Subscriber Question:

What are fund-of-funds?

NoLoad FundX Answer:

Most mutual funds invest in an underlying portfolio of stocks or bonds, but funds-of-funds are mutual funds that invest in an underlying portfolio of other mutual funds or exchange traded funds (ETFs). (Disclosure: FundX manages a series of funds-of-funds).

According to ICI’s 2014 Fact Book, there are over 1,200 funds-of-funds on the market. Most funds-of-funds invest in funds from a single fund company.  These are called “fettered” funds-of-funds.  Class 4’s PIMCO All Asset fund (PASDX), for example, invests only in other PIMCO  funds, and Class 3’s T. Rowe Price Spectrum Growth (PRSGX) holds only other T. Rowe Price funds.  It’s less common to find a fund of funds that invests in funds from many different fund companies.

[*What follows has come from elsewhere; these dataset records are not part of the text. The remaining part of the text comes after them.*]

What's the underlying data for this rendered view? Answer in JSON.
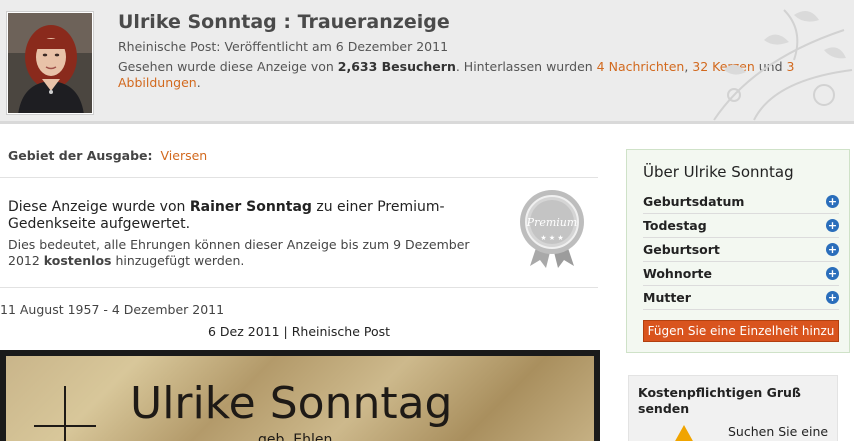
{
  "header": {
    "title": "Ulrike Sonntag : Traueranzeige",
    "publication": "Rheinische Post: Veröffentlicht am 6 Dezember 2011",
    "seen_prefix": "Gesehen wurde diese Anzeige von ",
    "visitors": "2,633 Besuchern",
    "seen_middle": ". Hinterlassen wurden ",
    "messages": "4 Nachrichten",
    "comma": ", ",
    "candles": "32 Kerzen",
    "and": " und ",
    "images": "3 Abbildungen",
    "period": "."
  },
  "region": {
    "label": "Gebiet der Ausgabe:",
    "value": "Viersen"
  },
  "premium": {
    "prefix": "Diese Anzeige wurde von ",
    "person": "Rainer Sonntag",
    "suffix": " zu einer Premium-Gedenkseite aufgewertet.",
    "sub_prefix": "Dies bedeutet, alle Ehrungen können dieser Anzeige bis zum 9 Dezember 2012 ",
    "sub_bold": "kostenlos",
    "sub_suffix": " hinzugefügt werden.",
    "seal_text": "Premium"
  },
  "life_dates": "11 August 1957 - 4 Dezember 2011",
  "date_line": "6 Dez 2011 | Rheinische Post",
  "notice": {
    "name": "Ulrike Sonntag",
    "maiden": "geb. Ehlen"
  },
  "about": {
    "title": "Über Ulrike Sonntag",
    "rows": [
      {
        "label": "Geburtsdatum"
      },
      {
        "label": "Todestag"
      },
      {
        "label": "Geburtsort"
      },
      {
        "label": "Wohnorte"
      },
      {
        "label": "Mutter"
      }
    ],
    "add_button": "Fügen Sie eine Einzelheit hinzu"
  },
  "greeting": {
    "title": "Kostenpflichtigen Gruß senden",
    "text": "Suchen Sie eine"
  },
  "colors": {
    "accent_link": "#d2691e",
    "button": "#d9541e",
    "plus_icon": "#2a6ebb"
  }
}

One drawback of these “fettered” funds-of-funds is that they limit their options to just one fund family – and a quick look at the NoLoad FundX ranks confirms that no one fund company consistently has funds at the top.  Funds from many different fund companies are typically among the best performers.

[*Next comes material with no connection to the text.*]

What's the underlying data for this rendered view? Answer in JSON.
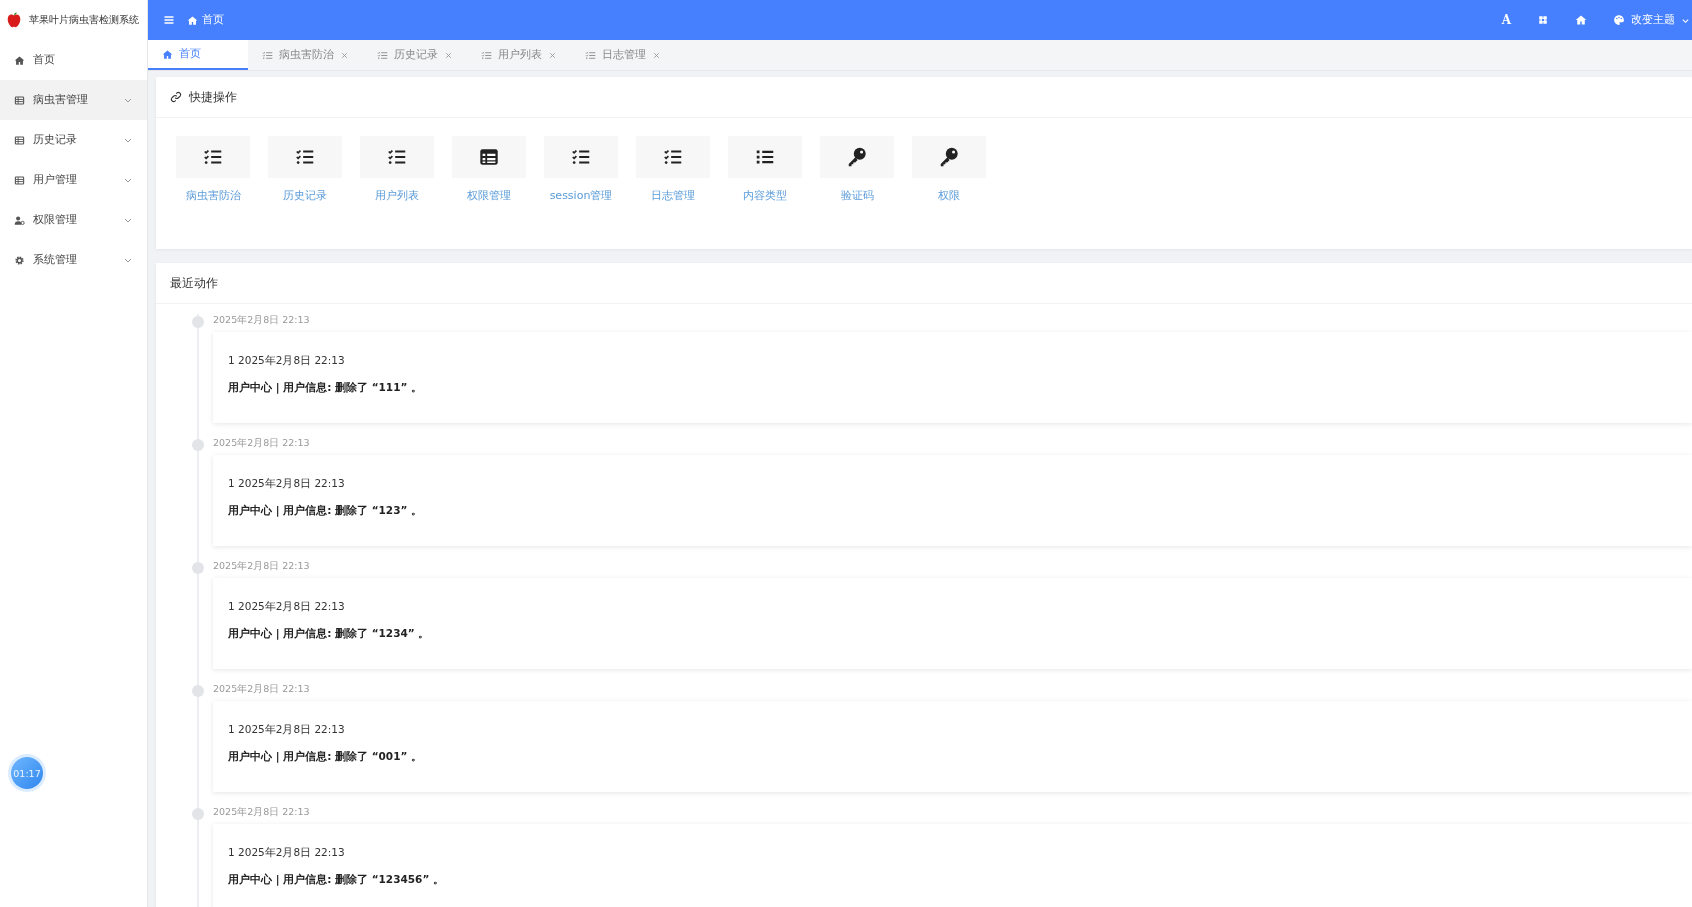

Unfettered funds-of-funds can go anywhere; they can invest in whichever funds or ETFs their managers deem best.  Of course, investors can avoid a management fee by selecting funds themselves, but these vehicles may be good options for investors who don’t want to manage their own fund portfolios. Investors in funds-of-funds are essentially hiring a professional to select which mutual funds and ETFs to hold in their portfolios.